After sitting there for a few minutes, I felt fine again and the ambulance people checked me out and I was fine. I even drove home after I cleaned up the horse and took care of things. But that evening I really didn't feel particularly well and ended up in the ER. They admitted me overnight and decided there was something wrong, but they weren't going to figure out what it was at that moment.

Well, after that, the cardiologist thought perhaps we're missing something. After trying a couple of different things, he sent me to another cardiologist. His specialty was pulmonary hypertension, and in fact he would do a right heart catheterization with exercise. That was how we discovered it. When he did the right heart cath, I had normal pressure just lying there, but the minute I picked my legs up to put them in the stirrups my pressure jumped way up in the air. My oxygenation plummeted, and they stopped the test very quickly thereafter and said, "No, there's a problem here. You don't need to go on any further." I said, "But I can do a lot more than that, really," and they said, "No, no, no. You don't need to, that proves the point."

So that's how I discovered that I had pulmonary hypertension and it explained a lot of what had been actually going on for at least 20 years, but now it's slowly getting worse over time. But do I continue to ride? No. I took up carriage driving, because it turns out that if I sit in an old-fashioned carriage and drive the horse, I don't need my heart to race fast and I don't get short of breath. So, I've discovered a new sport that I can do and enjoy, and so I keep up my life with sports. If you're curious about a fairly wild sport that's very popular in Europe, the indoor competitive carriage driving is done at a gallop and timed, with screaming audiences, around obstacles with one horse, two horses or four. It's a lot of fun and very competitive, and the horses love it.

When I first got run over by the car and my heart got infected and I ended up with a couple of open heart surgeries back to back and really fought for my life, I couldn't walk for about a year and I had to retire. As a physician and surgeon, I'd been to school forever and I loved being a physician. I was very depressed and very unhappy and cried almost daily for several years. But you know what? At the end of that, I was no better and the rest of the world really didn't care. I decided that I'd better try something different and I'd better not worry about what I couldn't do anymore and start looking around for what I could do. Can't ride? Well, there's still lots of other things to do with horses. Talking with friends, they suggested carriage driving, which I'd never tried. I tried it and it's fun.
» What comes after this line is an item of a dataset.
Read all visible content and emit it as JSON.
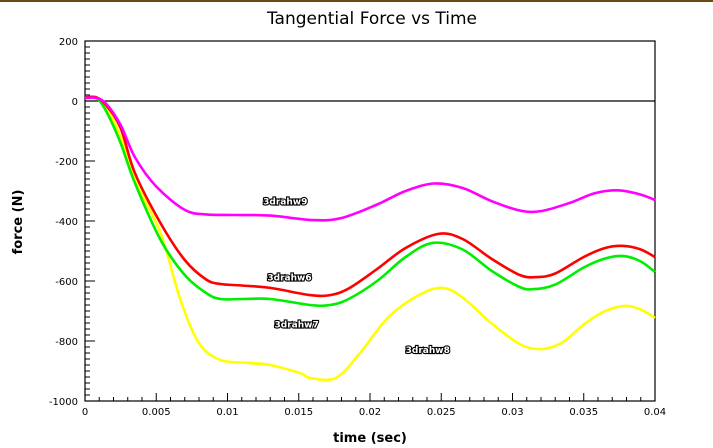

I think throughout life, if you can learn to adapt and not regret so much what you can't do, but look around and find things you can do, that you can enjoy. If you can't walk much anymore, buy yourself an electric scooter, they're not that expensive. Then you can go to the mall and go shopping, do things with friends, go sightseeing. There are parts of what you enjoy that you can still participate in, even though you've lost the ability to walk any distance or breathe too much.

My name is Dale Dedrick, and I'm aware that I'm rare.